Butler noted that Julian Sime, acquired from the junior A Mississauga Chargers on Nov. 29, has played well in limited games in relief of Moran and Woroniuk. Sime is 2-3-0 with one shutout, a 3.00 goals-against average and an .893 save percentage.
Logan Sawka, who backed up Sime in the last two games, has been returned to the Espanola Express of the Northern Ontario Junior Hockey League, and Ty Sparling of the New Liskeard Cubs of the Great North Midget League is to dress for the next two games. The 17-year-old stands six-foot-one and weighs 190 pounds.
Ottawa, which fell 6-2 Sunday to the visiting Petes in its most recent outing, is 1-3-2 in its last six games and 13-15-4 overall for 30 points, tied with the Kingston Frontenacs for fourth place in the East Division. Like the Troops, the 67’s have a better record on the road than at home, having gone 9-5-3 away from TD Place.

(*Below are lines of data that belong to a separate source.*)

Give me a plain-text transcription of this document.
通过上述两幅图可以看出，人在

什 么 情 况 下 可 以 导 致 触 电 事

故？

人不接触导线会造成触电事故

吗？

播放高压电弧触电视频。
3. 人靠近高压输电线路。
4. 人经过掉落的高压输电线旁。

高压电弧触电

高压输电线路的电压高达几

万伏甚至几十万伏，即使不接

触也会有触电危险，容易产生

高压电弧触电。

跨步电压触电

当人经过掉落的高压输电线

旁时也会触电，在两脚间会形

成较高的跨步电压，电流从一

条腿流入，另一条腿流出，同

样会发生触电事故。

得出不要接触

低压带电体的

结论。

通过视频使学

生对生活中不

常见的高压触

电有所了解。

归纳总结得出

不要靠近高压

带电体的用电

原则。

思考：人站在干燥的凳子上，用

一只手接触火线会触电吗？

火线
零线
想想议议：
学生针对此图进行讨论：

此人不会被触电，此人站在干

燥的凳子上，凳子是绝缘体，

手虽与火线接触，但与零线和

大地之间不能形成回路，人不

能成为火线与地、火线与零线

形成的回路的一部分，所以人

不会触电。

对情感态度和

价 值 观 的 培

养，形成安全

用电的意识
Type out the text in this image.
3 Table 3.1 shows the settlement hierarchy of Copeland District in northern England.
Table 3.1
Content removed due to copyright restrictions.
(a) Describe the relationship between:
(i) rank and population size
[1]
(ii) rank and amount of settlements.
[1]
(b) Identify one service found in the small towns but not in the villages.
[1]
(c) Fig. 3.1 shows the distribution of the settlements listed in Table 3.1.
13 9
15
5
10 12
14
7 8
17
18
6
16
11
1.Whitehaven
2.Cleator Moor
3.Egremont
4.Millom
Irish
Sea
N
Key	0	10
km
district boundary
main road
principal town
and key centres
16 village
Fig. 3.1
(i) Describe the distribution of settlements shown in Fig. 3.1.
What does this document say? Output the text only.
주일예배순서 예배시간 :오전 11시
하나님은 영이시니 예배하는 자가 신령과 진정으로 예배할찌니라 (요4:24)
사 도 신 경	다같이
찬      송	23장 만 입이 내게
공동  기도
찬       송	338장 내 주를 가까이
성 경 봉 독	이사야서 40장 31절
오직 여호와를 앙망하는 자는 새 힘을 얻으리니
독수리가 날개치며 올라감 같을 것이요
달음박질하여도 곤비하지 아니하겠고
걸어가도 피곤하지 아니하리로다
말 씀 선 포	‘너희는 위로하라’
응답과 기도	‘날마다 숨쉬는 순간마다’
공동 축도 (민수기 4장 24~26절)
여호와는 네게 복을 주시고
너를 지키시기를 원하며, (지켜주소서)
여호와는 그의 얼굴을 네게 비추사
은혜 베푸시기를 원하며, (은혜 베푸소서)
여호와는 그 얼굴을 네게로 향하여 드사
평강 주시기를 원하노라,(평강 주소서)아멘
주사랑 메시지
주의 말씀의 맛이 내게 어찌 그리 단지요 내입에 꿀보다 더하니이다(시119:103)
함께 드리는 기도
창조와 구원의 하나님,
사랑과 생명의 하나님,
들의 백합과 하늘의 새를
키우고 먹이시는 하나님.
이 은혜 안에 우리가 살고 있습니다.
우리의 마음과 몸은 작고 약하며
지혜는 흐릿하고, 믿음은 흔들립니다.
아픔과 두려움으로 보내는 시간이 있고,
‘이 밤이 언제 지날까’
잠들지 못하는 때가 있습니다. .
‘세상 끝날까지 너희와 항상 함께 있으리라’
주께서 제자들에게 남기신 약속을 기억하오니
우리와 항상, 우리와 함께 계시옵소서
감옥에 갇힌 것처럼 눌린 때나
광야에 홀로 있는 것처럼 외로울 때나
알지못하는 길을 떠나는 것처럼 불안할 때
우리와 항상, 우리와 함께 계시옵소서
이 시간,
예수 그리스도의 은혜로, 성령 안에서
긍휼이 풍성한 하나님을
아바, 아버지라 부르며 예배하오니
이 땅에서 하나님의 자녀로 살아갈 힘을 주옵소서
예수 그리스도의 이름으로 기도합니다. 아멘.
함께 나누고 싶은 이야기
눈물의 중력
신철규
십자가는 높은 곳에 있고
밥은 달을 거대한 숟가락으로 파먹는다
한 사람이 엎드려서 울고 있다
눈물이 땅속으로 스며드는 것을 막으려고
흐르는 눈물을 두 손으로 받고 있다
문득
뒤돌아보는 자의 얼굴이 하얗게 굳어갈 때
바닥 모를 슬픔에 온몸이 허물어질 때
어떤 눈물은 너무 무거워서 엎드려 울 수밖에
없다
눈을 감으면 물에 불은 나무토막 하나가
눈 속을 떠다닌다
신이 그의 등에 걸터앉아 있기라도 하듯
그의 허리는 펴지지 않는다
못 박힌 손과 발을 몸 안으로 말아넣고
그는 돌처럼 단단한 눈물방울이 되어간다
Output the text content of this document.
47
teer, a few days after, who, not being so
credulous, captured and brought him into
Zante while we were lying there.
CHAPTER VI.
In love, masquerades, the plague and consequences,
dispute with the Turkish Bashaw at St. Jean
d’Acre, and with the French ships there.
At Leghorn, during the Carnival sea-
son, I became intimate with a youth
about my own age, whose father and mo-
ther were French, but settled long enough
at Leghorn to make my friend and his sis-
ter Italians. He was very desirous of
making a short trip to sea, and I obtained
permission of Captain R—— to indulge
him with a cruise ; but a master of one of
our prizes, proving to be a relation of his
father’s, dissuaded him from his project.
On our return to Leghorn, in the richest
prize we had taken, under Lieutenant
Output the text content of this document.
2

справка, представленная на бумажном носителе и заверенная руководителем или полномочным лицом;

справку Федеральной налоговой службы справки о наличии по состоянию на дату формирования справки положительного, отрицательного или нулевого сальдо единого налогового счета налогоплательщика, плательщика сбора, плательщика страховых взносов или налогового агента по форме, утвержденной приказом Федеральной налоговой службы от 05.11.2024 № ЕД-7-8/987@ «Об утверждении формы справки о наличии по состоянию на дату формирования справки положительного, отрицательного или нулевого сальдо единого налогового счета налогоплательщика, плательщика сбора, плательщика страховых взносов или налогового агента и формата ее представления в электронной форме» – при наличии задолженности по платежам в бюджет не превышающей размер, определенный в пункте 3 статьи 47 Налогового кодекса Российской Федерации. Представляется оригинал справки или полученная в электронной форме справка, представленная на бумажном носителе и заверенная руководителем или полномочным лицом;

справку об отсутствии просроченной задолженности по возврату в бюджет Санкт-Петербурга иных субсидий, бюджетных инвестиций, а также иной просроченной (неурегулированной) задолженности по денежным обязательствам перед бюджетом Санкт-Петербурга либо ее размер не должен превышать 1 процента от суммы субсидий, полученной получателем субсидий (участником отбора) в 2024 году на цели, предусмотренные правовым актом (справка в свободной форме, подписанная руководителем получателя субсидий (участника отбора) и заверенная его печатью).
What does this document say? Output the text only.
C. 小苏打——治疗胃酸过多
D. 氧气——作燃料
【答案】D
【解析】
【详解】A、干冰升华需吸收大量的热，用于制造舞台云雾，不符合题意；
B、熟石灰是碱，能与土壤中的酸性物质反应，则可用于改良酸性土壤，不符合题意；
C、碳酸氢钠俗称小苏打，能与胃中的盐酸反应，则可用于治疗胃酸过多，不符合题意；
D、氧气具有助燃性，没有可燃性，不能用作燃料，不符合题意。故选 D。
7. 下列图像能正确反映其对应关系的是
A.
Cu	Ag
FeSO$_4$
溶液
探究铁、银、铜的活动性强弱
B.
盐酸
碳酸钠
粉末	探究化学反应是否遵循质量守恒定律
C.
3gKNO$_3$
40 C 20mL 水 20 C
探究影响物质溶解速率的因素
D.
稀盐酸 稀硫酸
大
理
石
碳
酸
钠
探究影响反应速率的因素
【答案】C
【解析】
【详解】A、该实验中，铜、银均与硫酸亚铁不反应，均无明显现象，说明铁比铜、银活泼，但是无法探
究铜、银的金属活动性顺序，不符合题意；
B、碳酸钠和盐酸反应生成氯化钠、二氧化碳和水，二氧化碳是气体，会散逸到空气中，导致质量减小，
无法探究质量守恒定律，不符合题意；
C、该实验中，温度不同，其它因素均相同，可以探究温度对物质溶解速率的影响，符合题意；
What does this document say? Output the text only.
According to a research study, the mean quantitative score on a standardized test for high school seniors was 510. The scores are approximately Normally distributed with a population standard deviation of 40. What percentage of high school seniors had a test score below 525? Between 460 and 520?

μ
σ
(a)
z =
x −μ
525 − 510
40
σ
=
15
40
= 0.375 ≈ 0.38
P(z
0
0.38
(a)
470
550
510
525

Right winger Artur Tyanulin leads Ottawa in scoring with 12 goals and 31 assists for 43 points in 32 games, while left winger Austen Keating has six goals and 23 assists for 29 points in 32 games and centre Patrick White has 12 goals and 14 assists for 26 points in 32 games. Sasha Chmelevski, out indefinitely with an upper-body injury, tops the team with 14 goals and has 11 assists for 25 points in 29 games, and fellow centre Drake Rymsha has 25 points, including 12 goals, in 32 games.
Centre McKenzie leads the Battalion with 15 goals and 20 assists for 35 points in 30 games, and right winger Steve Harland has a team-high 17 goals and 15 assists for 32 points in 31 games. Left winger Vertiy, who sat out Sunday while sick but is expected to face Ottawa, follows with seven goals and 11 assists for 18 points in 30 games.